Pivotal Milestones
- John Dewey established the Laboratory of Psychology in 1893.
- James Rowland Angell was the first head of the Psychology Department when it was established in 1905.
- In 1964, faculty moved into Beecher, Green and Kelly Halls to create a unified place to work.
- In the early 1970s, the department was reorganized in a committee structure as the Department of Behavioral Sciences. The name was changed again in the late 1980s to the Department of Psychology.
- In 1998, the University dedicated a $15 million, 5-story Biopsychological Sciences Building.
Field-defining Scholarship
- George Herbert Mead, who was appointed to the faculty in 1904, pioneered the study of social behaviorism based on his work on the emergence of mind and self from the communication process with others.
- Louis Leon Thurstone, who joined the faculty in 1924, did research that was responsible for the standardized mean and standard deviation of IQ scores used today.
- Sleep research started with the founding of the world’s first sleep laboratory in the late 1920s by Nathaniel Kleitman and continued with work by doctoral student Eugene Aserinksy, who with Kleitman announced the discovery of REM sleep and its association with dreaming in 1953.

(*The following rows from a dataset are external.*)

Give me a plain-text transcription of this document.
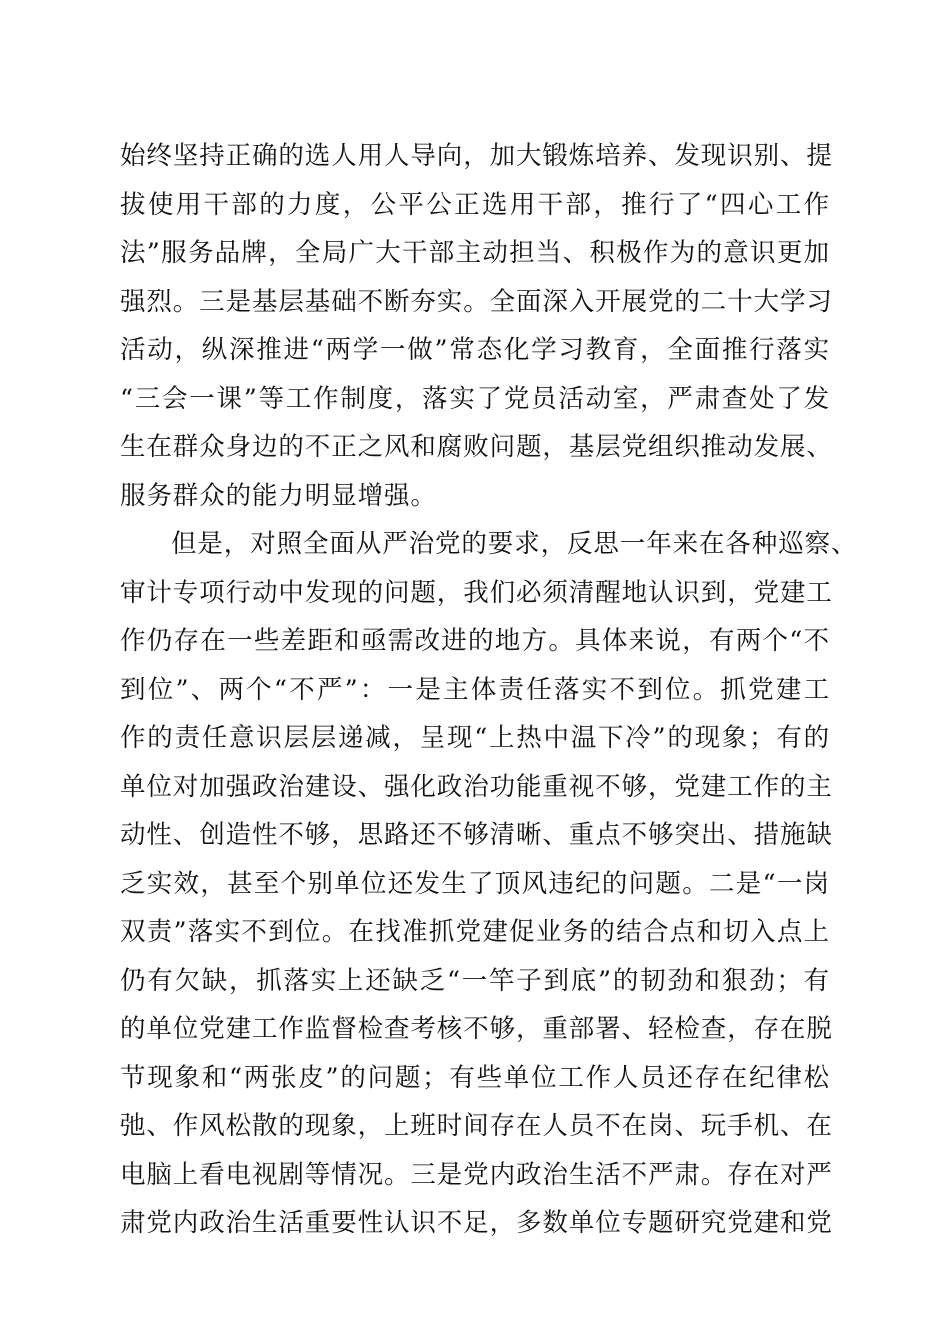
始终坚持正确的选人用人导向，加大锻炼培养、发现识别、提
拔使用干部的力度，公平公正选用干部，推行了“四心工作
法”服务品牌，全局广大干部主动担当、积极作为的意识更加
强烈。三是基层基础不断夯实。全面深入开展党的二十大学习
活动，纵深推进“两学一做”常态化学习教育，全面推行落实
“三会一课”等工作制度，落实了党员活动室，严肃查处了发
生在群众身边的不正之风和腐败问题，基层党组织推动发展、
服务群众的能力明显增强。
但是，对照全面从严治党的要求，反思一年来在各种巡察、
审计专项行动中发现的问题，我们必须清醒地认识到，党建工
作仍存在一些差距和亟需改进的地方。具体来说，有两个“不
到位”、两个“不严”：一是主体责任落实不到位。抓党建工
作的责任意识层层递减，呈现“上热中温下冷”的现象；有的
单位对加强政治建设、强化政治功能重视不够，党建工作的主
动性、创造性不够，思路还不够清晰、重点不够突出、措施缺
乏实效，甚至个别单位还发生了顶风违纪的问题。二是“一岗
双责”落实不到位。在找准抓党建促业务的结合点和切入点上
仍有欠缺，抓落实上还缺乏“一竿子到底”的韧劲和狠劲；有
的单位党建工作监督检查考核不够，重部署、轻检查，存在脱
节现象和“两张皮”的问题；有些单位工作人员还存在纪律松
弛、作风松散的现象，上班时间存在人员不在岗、玩手机、在
电脑上看电视剧等情况。三是党内政治生活不严肃。存在对严
肃党内政治生活重要性认识不足，多数单位专题研究党建和党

- Carl Rogers, who came to Chicago in 1945 to establish a counseling center, in 1951 published major work, Client Centered Therapy, which encouraged counselors to ask open-ended questions of their clients.
Faculty Accolades
- Roger Sperry, a faculty member from 1946 to 1953, studied split brain functions and showed that the two parts of the brain could operate independently. He was a co-recipient in 1981 of the Nobel Prize in Physiology or Medicine.
- American Academy of Arts and Sciences: Amanda Woodward, 2014; Janellen Huttenlocher, 2007; Susan Goldin-Meadow, 2005; John Cacioppo, 2003; Martha McClintock, 1999.
Intellectual Leadership
- Karl Lashley, a professor in the department from 1924 to 1935, used rats to study where memory is stored in the brain.
- Erika Fromm, who joined the faculty in 1961, did important work on dream interpretation and hypnosis, which she considered to be a road to the unconscious.
- Donald Fiske, who joined the faculty in 1948, developed measurement tools for psychology and contended researchers should avoid self-reports.
- Israel Goldiamond, who joined the faculty in 1968, did research led to new and very effective methods of altering problematic or harmful behaviors such as overeating, smoking, stuttering and phobic behavior.
- Mihaly Csikzentmihaly, who joined the faculty in 1969, developed the theory of flow to explain engagement in a task and also did important work on creativity.
- Jerry Levy, who joined the faculty in 1977, found evidence that the left hemisphere of the brain specializes in linear reasoning while the right brain is involved in holistic reasoning.
About Kelly-Beecher-Green
Completed in 1893, Kelly-Beecher-Green, formed an anchor for the so-called “Women’s Quadrangle” along with the Walker Museum and Julius Rosenwald Hall. Designed to allow women not only to live comfortably, “but with taste,” it also became the longtime home of Marion Talbot, Professor of Anthropology and Dean of Women, until she retired in 1925. A woman of many hats, Talbot led the American Association of University Women and wrote extensively, including her own 1936 memoir of life at the University More Than Lore. Amidst it all, she still found time to answer William Rainey Harper's concerns about too much male dancing in Kelly Hall.
By 1960, students had been moved to other dormitories and the department of Psychology was to be relocated. A “modern” department needed animal testing facilities and observation rooms -- all of which were built into the basement. The renovation in 1963 had NIMH-funded research in mind and designated space for specific projects.